Two new discoveries are reminders that Homo sapiens sapiens is just another member of the animal kingdom.
Researchers have found that the gloriously named putty-nose monkey communicates in “sentences”, having a syntax that puts together two “words” to mean something entirely different to either of them:
The monkeys call out ”pyows” to warn against a loitering leopard and ”hacks” are used to warn about hovering eagles overhead. However, combining pyow and hack means something like ”let’s go”, according to scientists from the University of St Andrew’s.
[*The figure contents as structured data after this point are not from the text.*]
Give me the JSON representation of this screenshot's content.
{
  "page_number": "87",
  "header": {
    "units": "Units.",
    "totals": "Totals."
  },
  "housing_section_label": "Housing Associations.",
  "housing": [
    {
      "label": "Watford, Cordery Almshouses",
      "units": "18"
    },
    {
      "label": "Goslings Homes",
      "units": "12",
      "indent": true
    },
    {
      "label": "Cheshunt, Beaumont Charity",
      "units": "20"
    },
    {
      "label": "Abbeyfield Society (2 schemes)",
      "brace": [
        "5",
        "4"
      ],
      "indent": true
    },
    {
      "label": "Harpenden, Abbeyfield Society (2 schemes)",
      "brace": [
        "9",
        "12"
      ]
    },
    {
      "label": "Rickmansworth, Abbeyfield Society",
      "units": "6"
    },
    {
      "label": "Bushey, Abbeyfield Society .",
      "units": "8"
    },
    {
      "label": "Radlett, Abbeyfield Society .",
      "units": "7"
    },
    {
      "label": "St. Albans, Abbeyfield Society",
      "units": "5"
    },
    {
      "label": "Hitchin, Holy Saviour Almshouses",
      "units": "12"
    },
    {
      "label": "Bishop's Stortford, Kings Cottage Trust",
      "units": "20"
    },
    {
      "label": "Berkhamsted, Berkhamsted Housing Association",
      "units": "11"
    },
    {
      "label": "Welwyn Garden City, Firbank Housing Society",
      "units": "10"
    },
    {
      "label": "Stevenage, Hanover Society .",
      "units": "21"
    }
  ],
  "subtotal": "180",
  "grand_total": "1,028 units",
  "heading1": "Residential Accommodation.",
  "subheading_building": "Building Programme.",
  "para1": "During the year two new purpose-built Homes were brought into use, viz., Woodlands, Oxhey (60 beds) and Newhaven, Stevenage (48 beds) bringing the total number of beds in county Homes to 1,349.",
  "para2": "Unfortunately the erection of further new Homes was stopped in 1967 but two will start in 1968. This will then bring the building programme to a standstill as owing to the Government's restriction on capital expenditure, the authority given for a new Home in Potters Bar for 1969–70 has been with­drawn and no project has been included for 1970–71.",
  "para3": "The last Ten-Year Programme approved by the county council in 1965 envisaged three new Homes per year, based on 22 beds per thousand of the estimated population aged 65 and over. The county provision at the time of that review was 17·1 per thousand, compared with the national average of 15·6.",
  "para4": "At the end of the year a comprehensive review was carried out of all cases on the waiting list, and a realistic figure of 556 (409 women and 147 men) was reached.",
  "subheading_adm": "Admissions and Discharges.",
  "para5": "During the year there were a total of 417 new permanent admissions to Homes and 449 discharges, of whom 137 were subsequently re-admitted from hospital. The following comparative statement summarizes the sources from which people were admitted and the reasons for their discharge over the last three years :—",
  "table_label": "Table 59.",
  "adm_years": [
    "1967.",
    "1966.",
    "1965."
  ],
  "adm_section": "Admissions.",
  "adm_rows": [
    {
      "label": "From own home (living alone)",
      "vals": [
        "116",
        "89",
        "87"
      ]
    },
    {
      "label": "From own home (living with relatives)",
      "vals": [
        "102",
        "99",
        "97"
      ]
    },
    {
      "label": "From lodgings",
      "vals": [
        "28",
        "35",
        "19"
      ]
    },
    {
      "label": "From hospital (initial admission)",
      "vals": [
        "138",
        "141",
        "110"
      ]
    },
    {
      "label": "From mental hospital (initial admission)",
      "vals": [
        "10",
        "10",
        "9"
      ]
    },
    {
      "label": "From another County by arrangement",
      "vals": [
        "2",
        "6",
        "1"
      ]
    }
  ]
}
This report, from the journal Nature, implies sophisticated linguistic processing in the monkeys’ brains – to ignore the very strong individual meanings of the calls and put together the new meaning. And since these are not particularly high-level animals — it would perhaps have been less surprising were this to be found in chimpanzees or gorillas — it suggests this ability must be widely distributed in the animal kingdom. It is not that animals are too dumb to “talk, just that we’ve been insufficiently intelligent or switched-on to understand them.
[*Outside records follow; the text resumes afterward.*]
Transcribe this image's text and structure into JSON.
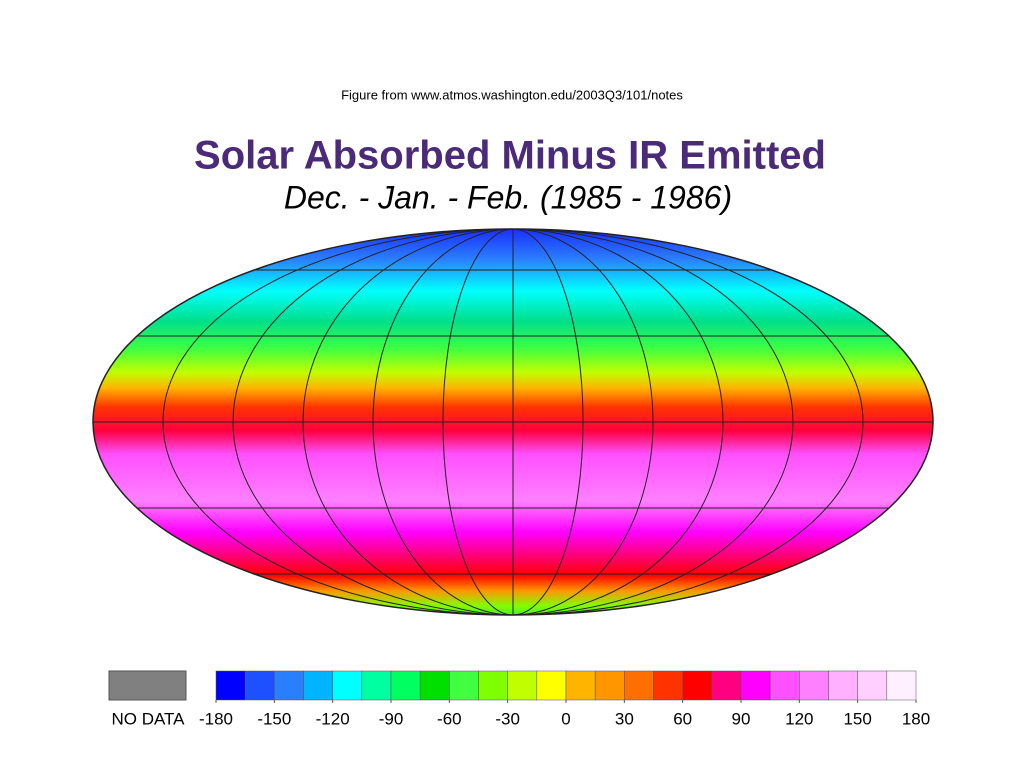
{
  "source": "Figure from www.atmos.washington.edu/2003Q3/101/notes",
  "title": "Solar Absorbed Minus IR Emitted",
  "subtitle": "Dec. - Jan. - Feb. (1985 - 1986)",
  "legend": {
    "no_data_label": "NO DATA",
    "no_data_color": "#808080",
    "lim": [
      -180,
      180
    ],
    "ticks": [
      -180,
      -150,
      -120,
      -90,
      -60,
      -30,
      0,
      30,
      60,
      90,
      120,
      150,
      180
    ],
    "colors": [
      "#0000ff",
      "#1e50ff",
      "#2a7fff",
      "#00b4ff",
      "#00ffff",
      "#00ffa0",
      "#00ff60",
      "#00e000",
      "#40ff40",
      "#80ff00",
      "#c0ff00",
      "#ffff00",
      "#ffb400",
      "#ff9600",
      "#ff6e00",
      "#ff3200",
      "#ff0000",
      "#ff0080",
      "#ff00ff",
      "#ff50ff",
      "#ff80ff",
      "#ffb0ff",
      "#ffd0ff",
      "#fff0ff"
    ]
  }
}
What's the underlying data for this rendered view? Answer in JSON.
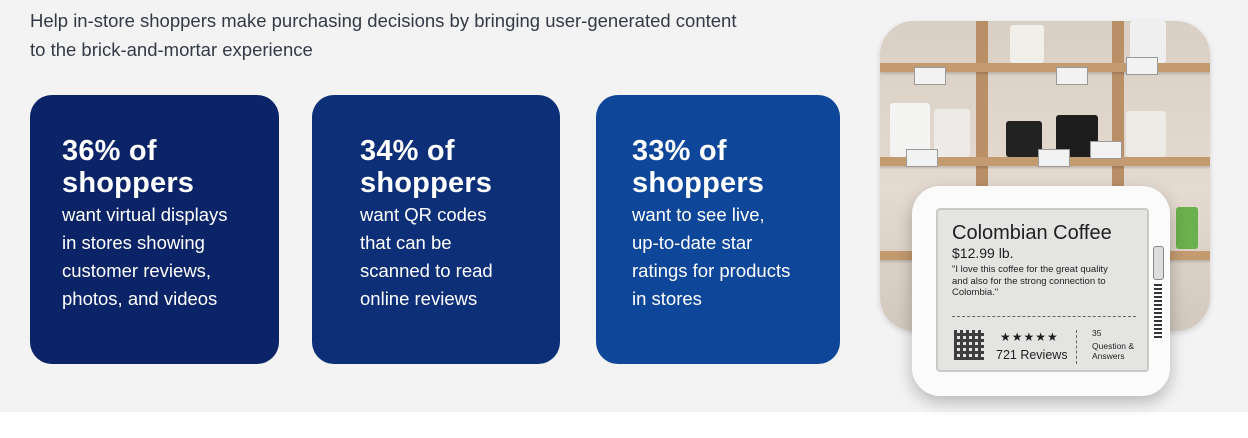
{
  "intro": {
    "line1": "Help in-store shoppers make purchasing decisions by bringing user-generated content",
    "line2": "to the brick-and-mortar experience"
  },
  "cards": [
    {
      "stat_line1": "36% of",
      "stat_line2": "shoppers",
      "desc": [
        "want virtual displays",
        "in stores showing",
        "customer reviews,",
        "photos, and videos"
      ],
      "color": "#0b2467"
    },
    {
      "stat_line1": "34% of",
      "stat_line2": "shoppers",
      "desc": [
        "want QR codes",
        "that can be",
        "scanned to read",
        "online reviews"
      ],
      "color": "#0c2f78"
    },
    {
      "stat_line1": "33% of",
      "stat_line2": "shoppers",
      "desc": [
        "want to see live,",
        "up-to-date star",
        "ratings for products",
        "in stores"
      ],
      "color": "#0e469a"
    }
  ],
  "device": {
    "product_name": "Colombian Coffee",
    "price": "$12.99 lb.",
    "quote": "\"I love this coffee for the great quality and also for the strong connection to Colombia.\"",
    "stars": "★★★★★",
    "reviews": "721 Reviews",
    "qa_count": "35",
    "qa_label": "Question & Answers"
  }
}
Speaking of chimps, it seems the mockers of Charles Darwin closer to the truth than they would have liked. For research also reported in Nature suggests that interbreeding between human and chimp ancestors went on for much longer than previously thought – indeed there was a split, then a hybridization between the two groups before the final split, much later than the previously estimated 7 million years.
All of that might be taken as a further push – which sadly seems to be needed – to care for all of our relatives, both close and more distant. That reflection comes from the news that India’s tiger population has probably halved in just four years. The wild populations may not last out the decade.